The subspecies found in Afghanistan and the Tien Shan, C. p. ballioni, has the male paler than the nominate subspecies of the western Himalayas. In the central and eastern Himalayas of Sikkim and Bhutan, C. p. confusa, is similar but has the male blacker above with a more prominent white forehead. It has a face pattern that resembles that of the Siberian rubythroat and a strong white submoustachial streak. The thin supercilia over the eyes do not meet at the forehead.
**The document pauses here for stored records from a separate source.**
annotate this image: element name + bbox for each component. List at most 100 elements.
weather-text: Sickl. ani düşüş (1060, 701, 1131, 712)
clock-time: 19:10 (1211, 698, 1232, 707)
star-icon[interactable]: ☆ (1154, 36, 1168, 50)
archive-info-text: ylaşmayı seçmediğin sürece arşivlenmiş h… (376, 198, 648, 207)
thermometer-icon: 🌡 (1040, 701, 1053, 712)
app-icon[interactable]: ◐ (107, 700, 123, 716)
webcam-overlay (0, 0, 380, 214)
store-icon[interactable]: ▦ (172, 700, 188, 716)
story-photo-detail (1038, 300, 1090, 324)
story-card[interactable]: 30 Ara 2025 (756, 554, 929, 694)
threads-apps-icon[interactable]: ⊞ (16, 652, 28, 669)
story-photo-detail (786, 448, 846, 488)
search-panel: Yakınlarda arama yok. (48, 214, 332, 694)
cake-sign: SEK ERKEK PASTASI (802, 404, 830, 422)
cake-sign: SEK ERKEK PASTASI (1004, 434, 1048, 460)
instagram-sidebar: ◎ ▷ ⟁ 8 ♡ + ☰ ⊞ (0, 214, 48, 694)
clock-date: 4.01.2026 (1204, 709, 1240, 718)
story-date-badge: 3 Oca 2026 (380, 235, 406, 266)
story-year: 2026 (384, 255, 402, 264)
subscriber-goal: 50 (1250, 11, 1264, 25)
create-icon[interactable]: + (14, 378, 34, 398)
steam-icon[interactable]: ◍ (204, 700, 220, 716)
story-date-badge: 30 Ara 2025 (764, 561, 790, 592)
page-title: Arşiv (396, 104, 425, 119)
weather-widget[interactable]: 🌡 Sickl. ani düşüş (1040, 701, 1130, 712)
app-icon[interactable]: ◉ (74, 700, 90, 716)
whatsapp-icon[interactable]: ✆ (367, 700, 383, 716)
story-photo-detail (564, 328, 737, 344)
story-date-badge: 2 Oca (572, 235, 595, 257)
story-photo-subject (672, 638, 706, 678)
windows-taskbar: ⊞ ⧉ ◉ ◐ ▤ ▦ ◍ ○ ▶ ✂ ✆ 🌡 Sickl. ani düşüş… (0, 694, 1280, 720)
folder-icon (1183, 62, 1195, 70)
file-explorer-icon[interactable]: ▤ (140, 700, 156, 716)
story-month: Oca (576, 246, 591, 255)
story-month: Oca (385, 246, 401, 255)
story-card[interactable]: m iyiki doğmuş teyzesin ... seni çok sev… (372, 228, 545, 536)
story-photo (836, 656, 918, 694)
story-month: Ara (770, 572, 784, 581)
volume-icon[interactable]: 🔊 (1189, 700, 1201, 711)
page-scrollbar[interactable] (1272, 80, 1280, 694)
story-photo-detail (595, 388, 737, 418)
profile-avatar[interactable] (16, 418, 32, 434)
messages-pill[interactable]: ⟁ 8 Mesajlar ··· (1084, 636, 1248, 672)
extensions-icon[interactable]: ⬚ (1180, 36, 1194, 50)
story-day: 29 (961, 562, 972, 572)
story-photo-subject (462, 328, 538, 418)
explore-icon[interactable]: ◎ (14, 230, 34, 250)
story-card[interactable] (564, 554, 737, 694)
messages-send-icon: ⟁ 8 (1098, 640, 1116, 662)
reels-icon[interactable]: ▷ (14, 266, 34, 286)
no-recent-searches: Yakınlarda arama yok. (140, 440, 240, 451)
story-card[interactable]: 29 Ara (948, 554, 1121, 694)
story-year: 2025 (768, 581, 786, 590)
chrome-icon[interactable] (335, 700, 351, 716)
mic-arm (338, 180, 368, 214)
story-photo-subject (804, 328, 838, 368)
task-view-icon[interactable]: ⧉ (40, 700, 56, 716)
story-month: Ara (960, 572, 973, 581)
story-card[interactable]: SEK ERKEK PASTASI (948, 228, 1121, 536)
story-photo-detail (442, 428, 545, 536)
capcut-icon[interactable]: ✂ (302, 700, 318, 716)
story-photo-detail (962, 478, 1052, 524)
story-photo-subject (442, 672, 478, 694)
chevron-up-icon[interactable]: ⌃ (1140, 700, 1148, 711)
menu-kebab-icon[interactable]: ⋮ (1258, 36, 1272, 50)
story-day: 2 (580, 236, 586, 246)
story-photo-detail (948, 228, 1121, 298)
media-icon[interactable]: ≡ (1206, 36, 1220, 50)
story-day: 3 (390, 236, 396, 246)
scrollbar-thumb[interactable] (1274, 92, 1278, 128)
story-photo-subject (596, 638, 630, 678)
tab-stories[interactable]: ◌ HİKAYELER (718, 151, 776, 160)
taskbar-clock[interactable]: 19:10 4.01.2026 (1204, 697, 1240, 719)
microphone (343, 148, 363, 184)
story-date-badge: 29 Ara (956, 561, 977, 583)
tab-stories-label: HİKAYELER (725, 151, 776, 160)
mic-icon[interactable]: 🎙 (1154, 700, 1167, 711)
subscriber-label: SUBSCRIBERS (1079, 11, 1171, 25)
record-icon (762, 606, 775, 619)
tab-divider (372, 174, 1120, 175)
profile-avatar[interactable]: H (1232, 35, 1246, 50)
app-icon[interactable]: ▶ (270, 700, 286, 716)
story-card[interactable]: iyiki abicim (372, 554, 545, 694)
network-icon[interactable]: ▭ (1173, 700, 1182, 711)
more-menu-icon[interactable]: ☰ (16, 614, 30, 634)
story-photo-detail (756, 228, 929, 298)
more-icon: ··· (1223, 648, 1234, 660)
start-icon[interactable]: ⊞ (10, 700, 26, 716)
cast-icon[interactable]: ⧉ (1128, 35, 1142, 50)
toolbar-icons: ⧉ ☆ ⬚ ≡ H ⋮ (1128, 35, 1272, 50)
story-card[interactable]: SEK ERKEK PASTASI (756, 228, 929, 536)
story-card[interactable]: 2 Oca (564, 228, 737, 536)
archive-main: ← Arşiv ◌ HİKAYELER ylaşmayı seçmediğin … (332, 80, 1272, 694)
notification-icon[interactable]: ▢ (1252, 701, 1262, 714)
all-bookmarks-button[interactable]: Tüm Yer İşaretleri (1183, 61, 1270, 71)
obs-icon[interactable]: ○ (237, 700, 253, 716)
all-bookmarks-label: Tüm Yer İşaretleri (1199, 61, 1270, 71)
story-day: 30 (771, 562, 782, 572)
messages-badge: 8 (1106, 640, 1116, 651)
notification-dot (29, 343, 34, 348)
Being rather distinctive and possibly closer to the Siberian rubythroat, the taxonomy and placement of this population as well as the overall treatment of this species pair has been questioned.

==Distribution and habitat==
It is found in Central Asia and the Indian subcontinent, ranging across Afghanistan, Bangladesh, Bhutan, India, Kazakhstan, Myanmar, Nepal, Pakistan, Russia, Tajikistan, Thailand, Turkmenistan, and Uzbekistan. The move up north and into higher altitudes in summer and move into lower elevations to the south in winter. Subspecies ballioni is found in the western and northern part of its range while the nominate population occurs along the western and central Himalayas in India. The subspecies C. p. confusa which may well represent clinal variation in the darkness of the upper plumage of the male is found from Sikkim to Assam. Its natural habitat is open woodland and scrub. They may sometimes occur in summer on the lower plains but a record from further south at Londa near Goa has been determined as a misidentified Siberian rubythroat. A single bird was observed by Col Rohit Sharma at Wan Sanctuary, Melghat Tiger Reserve on 29 January 2023 during first bird survey in the reserve.

==Behaviour and ecology==
Adults are shy although sometimes perching in the open. They are usually seen singly or in pairs during the breeding season. They feed mainly on small insects including beetles and ants. During the breeding season the male sings through the day from the top of an exposed perch. The song is a series of squeaky notes with a great deal of variation. Females produce an upward inflected whistle that follows a short and gruff note. The alarm call is a sharp yapping skyap.

In the Tien Shan region, the Himalayan rubythroat is found in thickets of juniper elfin at altitudes of 2500 to 2700 m on gently sloping land. The breeding season is in summer and nests are built in shrubs near dense stands of trees. The nest is placed in the middle of a shrub and sometimes on the ground in a dense tussock. The typical nest is a loose and large ball like with an entrance on the side but is sometimes cup like with an open top. The nest is built mainly by the female. A clutch of 4 to 6 eggs is laid. The eggs are greenish blue with rusty dots forming a ring near the broad end. Incubation is mostly by the female but the nestlings are fed by both parents. The eggs hatch after around 14 days and the young leave the nest when they fledge after about 16 days. The parents forage close to the nest and the young are mainly fed with hairy caterpillars. Rubythroats have been observed to abandon their nest when a cuckoo (Cuculus canorus) laid an egg in their nest. Martens and stoats sometimes destroy nests and prey on the young.

==In culture==
The summer song of the male inspired the 1995 composition Summoning Dawn by Scottish composer and birdcall recorder Magnus Robb who was inspired by the tune he noticed by playing the calls at a fourth of its normal speed.